Non è Soccavo ad essere diverso da quell’immaginario, di fatto Soccavo è una periferia a tutti gli effetti. È proprio che quell’immaginario è un immaginario, non per forza una narrazione della realtà. Non ne penso nulla, quindi, perché mi concentro sulla realtà.
“Scrive perché ama leggere e ama leggere perché crede che una sola vita non sia abbastanza” si legge nella tua biografia in Giovanissimi. Che lettore sei? Onnivoro o estremamente selettivo?
Cerco di leggere sempre il più possibile e procedo per fasi, la fase dei russi, la fase dei francesi, degli americani e così via. Scopro un libro che mi piace e da lì parto alla ricerca del prossimo, sperando, ovviamente, di non rimanere deluso.
Giovanissimi è candidato al Premio Strega 2020. Oltre che per se stesso, per chi tifa Alessio Forgione?
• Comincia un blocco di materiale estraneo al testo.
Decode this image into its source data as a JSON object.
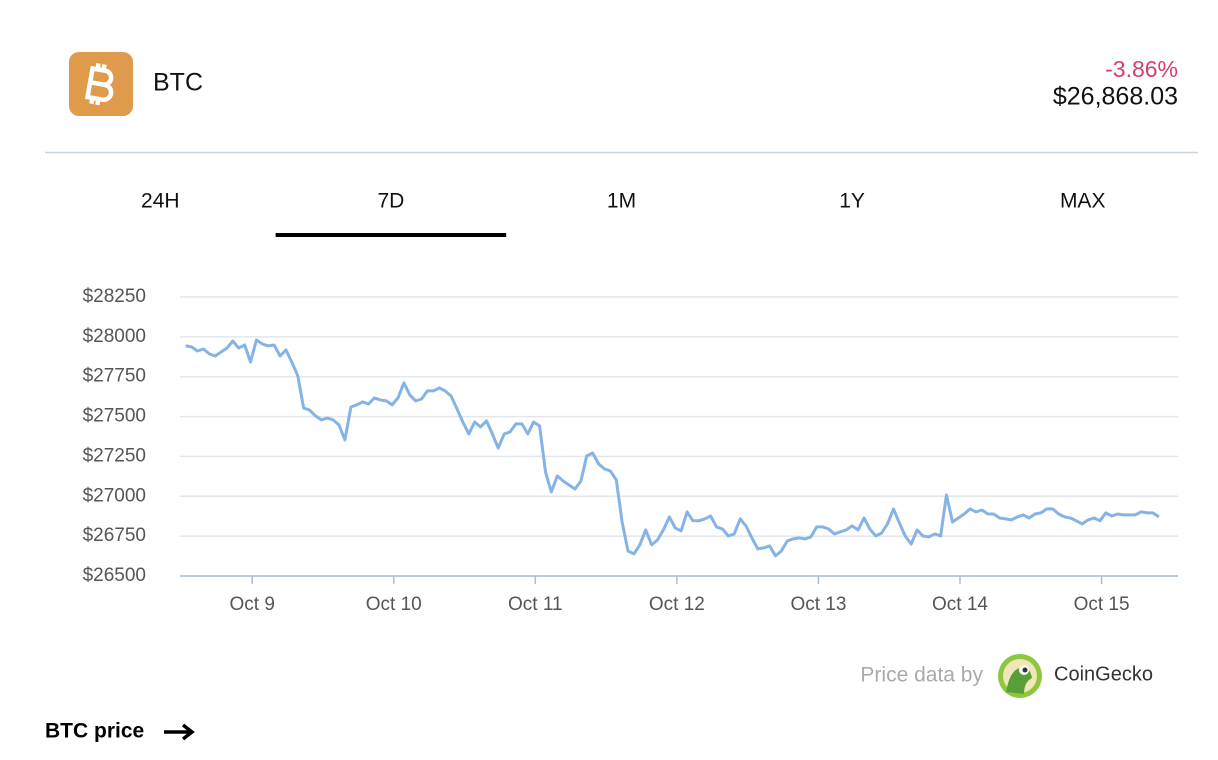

Hai già ottenuto importanti riconoscimenti per i tuoi libri ma il Premio Strega mantiene intatto nel tempo il suo fascino. Che cosa hai pensato quando ti hanno annunciato che Giovanissimi era nella dozzina dei finalisti?
L’ho ritenuto un grandissimo onore, perché se guardo ai nomi dei vincitori del passato ne esce una lista piuttosto lunga di scrittori che ammiro totalmente. Spero di non essere fuori luogo e che non si siano sbagliati, ecco.